Abundante consumo de frutas, verduras, legumbres y lácteos descremados.
Bajo consumo de sodio y carnes rojas.
Bajo o nulo consumo de productos procesados, con azúcares, sal y harinas refinadas.
Aunque se asemeja a la diera mediterránea, se diferencia en que esta sugiere también incrementar el consumo de grasas monoinsaturadas (aceite de oliva y frutos secos) y no enfatiza el consumo de lácteos descremados.
Existen estudios que indican además que proporciona otros efectos beneficiosos como en el metabolismo óseo y en homeostasis urinaria.

La dieta atlántica

Una dieta usual de los países que se rodean por la costa atlántica. Otorga beneficios para la prevención de enfermedades cardíacas, al igual que la mediterránea. Esta consiste en priorizar los siguientes alimentos:

Pescados y mariscos como los protagonistas de la dieta.
Abundante consumo de verduras y hortalizas.
Consumo de cereales, legumbres y patatas como fuente de hidratos de carbono.
Consumo moderado de carnes rojas.
Utilización de aceite de oliva como principal grasa culinaria, en especial como aderezo.

La dieta baja en FODMAP

FODMAP son las siglas en inglés de lo que en nuestro idioma significa: oligosacáridos, disacáridos, monosacáridos y polioles fermentables y se basa en evitar los alimentos que cuentan con estas características.

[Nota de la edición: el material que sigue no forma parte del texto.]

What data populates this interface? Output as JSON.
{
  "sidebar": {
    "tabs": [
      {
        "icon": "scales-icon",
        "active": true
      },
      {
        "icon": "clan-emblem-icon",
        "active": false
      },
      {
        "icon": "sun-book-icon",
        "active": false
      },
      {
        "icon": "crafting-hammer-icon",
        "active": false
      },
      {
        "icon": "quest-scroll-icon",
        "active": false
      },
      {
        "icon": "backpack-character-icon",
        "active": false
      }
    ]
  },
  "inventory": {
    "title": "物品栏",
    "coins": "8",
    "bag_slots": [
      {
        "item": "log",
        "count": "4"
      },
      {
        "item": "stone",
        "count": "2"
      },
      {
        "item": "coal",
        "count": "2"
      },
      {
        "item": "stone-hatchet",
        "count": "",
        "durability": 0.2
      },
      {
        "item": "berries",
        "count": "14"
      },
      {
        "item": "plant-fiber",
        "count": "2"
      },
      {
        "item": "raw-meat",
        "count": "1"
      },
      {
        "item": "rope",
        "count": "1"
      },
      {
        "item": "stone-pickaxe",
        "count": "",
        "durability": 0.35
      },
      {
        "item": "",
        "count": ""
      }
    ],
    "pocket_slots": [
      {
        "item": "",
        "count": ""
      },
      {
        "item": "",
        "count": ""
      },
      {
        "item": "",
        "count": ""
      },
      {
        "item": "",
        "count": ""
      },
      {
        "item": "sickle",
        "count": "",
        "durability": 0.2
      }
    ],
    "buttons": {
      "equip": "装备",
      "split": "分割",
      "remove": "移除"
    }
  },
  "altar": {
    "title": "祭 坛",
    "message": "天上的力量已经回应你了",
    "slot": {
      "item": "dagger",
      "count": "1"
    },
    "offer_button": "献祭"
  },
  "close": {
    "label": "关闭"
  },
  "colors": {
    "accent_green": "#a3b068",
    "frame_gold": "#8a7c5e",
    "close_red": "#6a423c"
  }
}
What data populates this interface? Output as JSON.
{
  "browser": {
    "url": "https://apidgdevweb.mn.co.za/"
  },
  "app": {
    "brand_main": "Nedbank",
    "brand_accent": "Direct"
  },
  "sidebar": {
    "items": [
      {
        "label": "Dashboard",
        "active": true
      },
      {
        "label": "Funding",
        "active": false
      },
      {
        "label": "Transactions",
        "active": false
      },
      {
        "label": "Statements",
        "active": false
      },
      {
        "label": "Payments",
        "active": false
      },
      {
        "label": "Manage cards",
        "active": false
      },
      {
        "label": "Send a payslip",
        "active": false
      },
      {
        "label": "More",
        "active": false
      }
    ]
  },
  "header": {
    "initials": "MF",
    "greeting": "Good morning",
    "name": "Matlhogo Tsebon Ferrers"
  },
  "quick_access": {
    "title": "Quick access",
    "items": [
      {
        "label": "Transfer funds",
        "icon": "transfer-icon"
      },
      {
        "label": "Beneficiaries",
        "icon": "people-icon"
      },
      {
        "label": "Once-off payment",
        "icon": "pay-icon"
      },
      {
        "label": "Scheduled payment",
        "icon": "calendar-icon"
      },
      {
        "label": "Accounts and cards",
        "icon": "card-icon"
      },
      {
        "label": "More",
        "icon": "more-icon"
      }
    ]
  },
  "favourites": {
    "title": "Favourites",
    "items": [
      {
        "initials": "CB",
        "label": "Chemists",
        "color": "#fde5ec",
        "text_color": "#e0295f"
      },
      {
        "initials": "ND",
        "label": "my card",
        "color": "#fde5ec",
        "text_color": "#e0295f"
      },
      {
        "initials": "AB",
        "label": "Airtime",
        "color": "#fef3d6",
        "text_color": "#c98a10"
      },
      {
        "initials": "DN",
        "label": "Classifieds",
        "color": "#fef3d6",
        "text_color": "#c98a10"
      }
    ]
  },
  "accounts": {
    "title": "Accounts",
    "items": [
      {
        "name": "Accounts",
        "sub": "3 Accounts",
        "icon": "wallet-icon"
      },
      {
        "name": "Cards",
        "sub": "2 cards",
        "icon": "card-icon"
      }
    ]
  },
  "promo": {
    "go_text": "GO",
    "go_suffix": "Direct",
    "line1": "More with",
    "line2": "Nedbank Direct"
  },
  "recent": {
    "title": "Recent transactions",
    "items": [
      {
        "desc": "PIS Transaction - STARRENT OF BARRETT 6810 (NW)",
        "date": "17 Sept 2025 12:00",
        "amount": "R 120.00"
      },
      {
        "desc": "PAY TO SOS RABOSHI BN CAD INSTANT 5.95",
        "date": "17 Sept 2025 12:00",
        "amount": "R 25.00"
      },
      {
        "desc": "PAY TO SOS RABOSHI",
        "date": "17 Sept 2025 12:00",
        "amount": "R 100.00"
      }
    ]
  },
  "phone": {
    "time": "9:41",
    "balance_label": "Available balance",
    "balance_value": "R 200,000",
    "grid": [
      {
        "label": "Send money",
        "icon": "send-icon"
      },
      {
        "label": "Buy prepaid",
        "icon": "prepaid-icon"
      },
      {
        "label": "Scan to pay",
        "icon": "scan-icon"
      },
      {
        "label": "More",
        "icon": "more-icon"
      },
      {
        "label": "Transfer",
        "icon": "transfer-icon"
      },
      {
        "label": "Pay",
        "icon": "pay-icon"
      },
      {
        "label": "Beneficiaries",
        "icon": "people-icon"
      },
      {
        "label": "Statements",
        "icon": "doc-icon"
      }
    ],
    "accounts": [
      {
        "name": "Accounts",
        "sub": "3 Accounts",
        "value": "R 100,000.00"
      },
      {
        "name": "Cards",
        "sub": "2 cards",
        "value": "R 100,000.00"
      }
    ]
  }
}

Se recomienda para quienes padecen patologías gastrointestinales como el síndrome de inflamación intestinal. Los alimentos que deberían excluirse, al menos hasta mejorar los síntomas, son los siguientes:

Legumbres, como el garbanzo, la lenteja y la soja.
Cereales, como el trigo, el centeno, la cebada, el amaranto y sus derivados.
Lácteos enteros.
Algunos edulcorantes, miel y jarabe de maíz de alta fructosa.
Bebida de soja, jugos industrializados, ron y vino blanco.
Ajo, cebolla, choclo, entre otros vegetales.
Frutas enlatadas, ciruelas, pera, sandia y otros.
Dentro de lo que sí se pueden consumir se encuentran los siguientes:

Almidón de maíz, avena, arroz, maíz, mijo, sorgo y quinoa.
Azúcar y edulcorantes que no terminan en «-ol».
Tofu.
Tomate, zanahoria, zucchini, acelga, entre otros vegetales.
Melón, naranja, pomelo y otras frutas.
Leche deslactosada o queso de cabra.
Aceites, como de oliva o canola.

Pese a estas recomendaciones, lo ideal es que un especialista diseñe una dieta adecuada para cada persona, debido a que cada organismo necesita y reacciona de forma distinta a los alimentos que se consumen. (I)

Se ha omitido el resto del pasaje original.